Cement prices are on the rise from a combination of increased building and lower supply, and the effect is being felt by construction companies.

Ed Epping, plant manager at the Lehigh Cement Co. plant, told The Herald-Times of Bloomington that the United States imports much of its cement, and the amount being shipped from overseas has decreased recently.

Fewer ships are bringing it here, and some countries have banned its export, said Epping, who runs the plant in Mitchell, about 30 miles south of Bloomington.

Also, building construction is on the increase in the United States, China and several Third World countries, he said, so it is a simple matter of supply and demand raising prices.

The increase of US$2 a yard seemed to happen overnight, said Chris Hainey, owner and operator of Monroe County Concrete. The average consumer picking up a 40-pound bag at the hardware store will not notice much of a difference, but construction companies do.

"We poured 75 yards today, so that’s S$150, which won’t kill you, but job after job, it adds up," Hainey said.

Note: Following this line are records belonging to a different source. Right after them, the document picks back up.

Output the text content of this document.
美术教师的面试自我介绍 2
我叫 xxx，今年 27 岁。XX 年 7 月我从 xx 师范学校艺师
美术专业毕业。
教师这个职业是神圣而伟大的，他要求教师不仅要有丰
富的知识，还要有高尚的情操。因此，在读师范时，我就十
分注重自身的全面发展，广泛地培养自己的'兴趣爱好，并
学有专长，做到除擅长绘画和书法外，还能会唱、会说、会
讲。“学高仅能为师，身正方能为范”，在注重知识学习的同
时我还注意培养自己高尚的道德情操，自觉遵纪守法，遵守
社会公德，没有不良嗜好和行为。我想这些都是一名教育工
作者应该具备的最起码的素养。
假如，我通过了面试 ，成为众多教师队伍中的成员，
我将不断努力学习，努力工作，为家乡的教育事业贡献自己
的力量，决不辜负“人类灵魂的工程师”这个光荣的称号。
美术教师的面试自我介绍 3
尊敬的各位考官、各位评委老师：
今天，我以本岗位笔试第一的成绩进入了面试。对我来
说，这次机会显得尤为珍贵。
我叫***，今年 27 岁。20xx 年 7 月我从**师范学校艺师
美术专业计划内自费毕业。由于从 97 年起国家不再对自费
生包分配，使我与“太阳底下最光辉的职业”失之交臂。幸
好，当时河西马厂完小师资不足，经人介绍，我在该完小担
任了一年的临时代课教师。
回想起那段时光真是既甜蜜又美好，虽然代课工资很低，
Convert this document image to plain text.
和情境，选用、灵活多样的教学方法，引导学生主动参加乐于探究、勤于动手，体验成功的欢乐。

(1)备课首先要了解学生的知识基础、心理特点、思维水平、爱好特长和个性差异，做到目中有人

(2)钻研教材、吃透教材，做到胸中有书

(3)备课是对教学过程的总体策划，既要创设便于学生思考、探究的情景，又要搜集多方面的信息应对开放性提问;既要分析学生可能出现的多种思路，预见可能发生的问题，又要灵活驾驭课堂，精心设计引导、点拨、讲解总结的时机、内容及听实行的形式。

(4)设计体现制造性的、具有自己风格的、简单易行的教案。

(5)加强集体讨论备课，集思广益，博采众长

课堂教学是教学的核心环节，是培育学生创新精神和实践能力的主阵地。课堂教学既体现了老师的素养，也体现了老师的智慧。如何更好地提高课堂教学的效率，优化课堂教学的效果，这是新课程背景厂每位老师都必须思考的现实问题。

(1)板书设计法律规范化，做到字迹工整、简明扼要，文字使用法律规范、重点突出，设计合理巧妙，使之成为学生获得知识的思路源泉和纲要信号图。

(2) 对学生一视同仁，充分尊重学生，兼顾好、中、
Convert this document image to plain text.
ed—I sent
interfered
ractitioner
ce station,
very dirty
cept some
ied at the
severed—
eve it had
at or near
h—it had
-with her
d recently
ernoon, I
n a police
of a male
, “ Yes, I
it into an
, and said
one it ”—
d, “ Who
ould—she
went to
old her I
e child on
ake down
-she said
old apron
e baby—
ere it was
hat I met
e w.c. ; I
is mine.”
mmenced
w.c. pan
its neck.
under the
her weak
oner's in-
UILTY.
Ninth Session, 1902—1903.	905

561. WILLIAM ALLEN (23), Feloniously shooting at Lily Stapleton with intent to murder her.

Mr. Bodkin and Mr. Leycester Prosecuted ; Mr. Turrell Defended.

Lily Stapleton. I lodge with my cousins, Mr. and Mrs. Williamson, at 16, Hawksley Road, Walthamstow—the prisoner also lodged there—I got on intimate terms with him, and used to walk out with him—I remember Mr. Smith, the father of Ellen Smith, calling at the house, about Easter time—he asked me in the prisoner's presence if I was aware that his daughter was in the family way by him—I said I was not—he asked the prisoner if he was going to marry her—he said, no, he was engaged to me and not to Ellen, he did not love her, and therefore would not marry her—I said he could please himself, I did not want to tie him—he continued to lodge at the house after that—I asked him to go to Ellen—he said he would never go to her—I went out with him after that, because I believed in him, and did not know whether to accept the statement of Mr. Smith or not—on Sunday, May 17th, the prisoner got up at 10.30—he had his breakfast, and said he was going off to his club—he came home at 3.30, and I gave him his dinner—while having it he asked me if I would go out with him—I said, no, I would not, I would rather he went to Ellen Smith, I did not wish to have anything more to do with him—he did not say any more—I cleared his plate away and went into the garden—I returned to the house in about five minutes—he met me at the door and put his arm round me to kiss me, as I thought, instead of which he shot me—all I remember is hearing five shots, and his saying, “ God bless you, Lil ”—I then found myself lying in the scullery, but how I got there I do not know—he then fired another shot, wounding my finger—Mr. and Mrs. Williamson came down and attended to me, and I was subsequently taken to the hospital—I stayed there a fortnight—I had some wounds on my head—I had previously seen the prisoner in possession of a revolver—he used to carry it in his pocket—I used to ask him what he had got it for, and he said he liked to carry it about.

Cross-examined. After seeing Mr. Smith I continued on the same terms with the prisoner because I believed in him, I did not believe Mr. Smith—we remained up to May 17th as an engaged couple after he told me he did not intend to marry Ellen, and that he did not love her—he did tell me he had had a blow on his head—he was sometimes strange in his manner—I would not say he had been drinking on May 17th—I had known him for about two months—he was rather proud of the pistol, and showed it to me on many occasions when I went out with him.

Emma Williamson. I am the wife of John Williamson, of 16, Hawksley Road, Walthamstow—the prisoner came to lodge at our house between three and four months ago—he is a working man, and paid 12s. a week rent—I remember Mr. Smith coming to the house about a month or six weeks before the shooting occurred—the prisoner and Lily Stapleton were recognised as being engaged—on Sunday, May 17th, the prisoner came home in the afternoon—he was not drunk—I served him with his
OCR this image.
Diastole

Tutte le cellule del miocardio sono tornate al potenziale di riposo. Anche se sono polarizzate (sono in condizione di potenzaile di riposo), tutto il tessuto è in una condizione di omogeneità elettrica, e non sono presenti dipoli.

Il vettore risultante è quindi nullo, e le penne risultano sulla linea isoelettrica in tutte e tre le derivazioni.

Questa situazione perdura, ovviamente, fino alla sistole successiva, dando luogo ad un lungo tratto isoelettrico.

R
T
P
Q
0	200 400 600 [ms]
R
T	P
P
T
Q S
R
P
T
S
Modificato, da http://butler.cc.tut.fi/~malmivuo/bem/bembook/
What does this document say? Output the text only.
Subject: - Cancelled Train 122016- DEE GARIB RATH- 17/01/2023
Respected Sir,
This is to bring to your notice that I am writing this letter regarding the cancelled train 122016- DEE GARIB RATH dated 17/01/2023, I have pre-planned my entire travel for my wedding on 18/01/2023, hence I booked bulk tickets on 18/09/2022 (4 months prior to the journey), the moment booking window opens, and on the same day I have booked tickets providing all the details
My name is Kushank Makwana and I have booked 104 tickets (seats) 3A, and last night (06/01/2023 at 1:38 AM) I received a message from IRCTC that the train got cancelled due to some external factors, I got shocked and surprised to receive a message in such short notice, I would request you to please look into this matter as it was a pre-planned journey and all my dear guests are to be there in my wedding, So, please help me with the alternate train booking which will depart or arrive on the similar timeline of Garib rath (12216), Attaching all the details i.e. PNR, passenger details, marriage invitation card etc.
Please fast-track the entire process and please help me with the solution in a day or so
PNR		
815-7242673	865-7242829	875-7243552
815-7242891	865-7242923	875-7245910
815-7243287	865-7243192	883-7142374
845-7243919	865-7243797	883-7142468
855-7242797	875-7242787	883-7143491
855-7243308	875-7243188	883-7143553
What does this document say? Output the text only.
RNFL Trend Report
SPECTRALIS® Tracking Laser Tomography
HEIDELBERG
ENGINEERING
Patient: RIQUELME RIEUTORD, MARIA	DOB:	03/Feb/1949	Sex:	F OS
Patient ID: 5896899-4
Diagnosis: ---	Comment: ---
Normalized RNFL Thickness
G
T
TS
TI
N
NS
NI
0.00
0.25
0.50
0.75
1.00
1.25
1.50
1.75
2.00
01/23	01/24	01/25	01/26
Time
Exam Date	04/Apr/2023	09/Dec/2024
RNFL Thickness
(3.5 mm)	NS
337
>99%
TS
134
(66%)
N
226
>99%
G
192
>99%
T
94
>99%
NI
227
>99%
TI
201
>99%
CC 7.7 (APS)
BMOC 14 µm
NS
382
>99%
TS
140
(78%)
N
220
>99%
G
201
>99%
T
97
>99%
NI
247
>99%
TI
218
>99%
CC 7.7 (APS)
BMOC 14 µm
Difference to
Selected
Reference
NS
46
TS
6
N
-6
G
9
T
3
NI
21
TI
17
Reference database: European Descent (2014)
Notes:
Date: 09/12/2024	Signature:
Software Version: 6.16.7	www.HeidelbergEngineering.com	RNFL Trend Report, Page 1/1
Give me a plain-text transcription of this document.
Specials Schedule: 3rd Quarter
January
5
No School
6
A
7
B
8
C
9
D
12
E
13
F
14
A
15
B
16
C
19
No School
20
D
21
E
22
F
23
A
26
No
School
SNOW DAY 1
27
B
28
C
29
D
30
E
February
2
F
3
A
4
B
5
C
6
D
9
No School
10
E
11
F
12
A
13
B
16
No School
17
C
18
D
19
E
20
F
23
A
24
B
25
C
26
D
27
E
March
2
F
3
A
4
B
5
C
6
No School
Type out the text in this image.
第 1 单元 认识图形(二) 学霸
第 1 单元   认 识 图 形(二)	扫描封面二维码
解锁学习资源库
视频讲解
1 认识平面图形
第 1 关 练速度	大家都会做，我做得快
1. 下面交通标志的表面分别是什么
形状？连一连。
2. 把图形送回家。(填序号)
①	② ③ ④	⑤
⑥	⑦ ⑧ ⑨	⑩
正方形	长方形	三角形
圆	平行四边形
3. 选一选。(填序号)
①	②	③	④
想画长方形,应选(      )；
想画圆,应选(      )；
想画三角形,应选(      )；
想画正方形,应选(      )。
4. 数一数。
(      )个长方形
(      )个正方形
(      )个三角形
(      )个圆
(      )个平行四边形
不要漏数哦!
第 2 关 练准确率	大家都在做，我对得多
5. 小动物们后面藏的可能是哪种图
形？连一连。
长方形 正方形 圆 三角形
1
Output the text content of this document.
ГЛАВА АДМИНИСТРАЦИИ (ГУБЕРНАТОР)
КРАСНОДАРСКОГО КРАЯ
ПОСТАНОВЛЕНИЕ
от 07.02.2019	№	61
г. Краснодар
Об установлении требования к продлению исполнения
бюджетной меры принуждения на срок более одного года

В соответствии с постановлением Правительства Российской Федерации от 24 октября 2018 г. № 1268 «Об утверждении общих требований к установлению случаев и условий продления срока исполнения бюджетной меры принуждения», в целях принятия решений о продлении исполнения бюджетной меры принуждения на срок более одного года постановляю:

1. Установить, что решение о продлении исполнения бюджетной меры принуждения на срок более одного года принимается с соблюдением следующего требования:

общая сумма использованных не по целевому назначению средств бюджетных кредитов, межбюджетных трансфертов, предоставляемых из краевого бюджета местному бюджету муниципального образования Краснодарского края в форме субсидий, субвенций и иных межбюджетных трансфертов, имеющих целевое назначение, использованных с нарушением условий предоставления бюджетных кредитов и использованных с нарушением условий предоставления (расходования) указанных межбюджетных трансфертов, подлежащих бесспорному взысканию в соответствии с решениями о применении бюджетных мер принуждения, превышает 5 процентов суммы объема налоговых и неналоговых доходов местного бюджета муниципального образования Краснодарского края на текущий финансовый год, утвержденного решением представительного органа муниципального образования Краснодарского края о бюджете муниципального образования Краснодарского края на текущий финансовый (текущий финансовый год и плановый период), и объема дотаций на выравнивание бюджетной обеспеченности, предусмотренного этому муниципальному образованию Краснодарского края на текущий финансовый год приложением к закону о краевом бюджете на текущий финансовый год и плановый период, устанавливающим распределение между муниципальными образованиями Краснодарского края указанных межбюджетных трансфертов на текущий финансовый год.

Cement, the gray powder that makes the bond between the other products to form hard surfaces, is used in virtually every construction job. With so many building projects going on, cement moves quickly.

"We have nine sister plants," Epping said. "Almost all of them are out of cement."

He also said that particularly in the Midwest, cement stores are running out.

"One of our cement plants didn’t ship for four days because they were out of cement," Epping said.

Hainey said the cement-price increase is coming at the same time steel prices have gone up. In January, Hainey’s company was paying US$390 a ton in January, which has become US$800 a ton.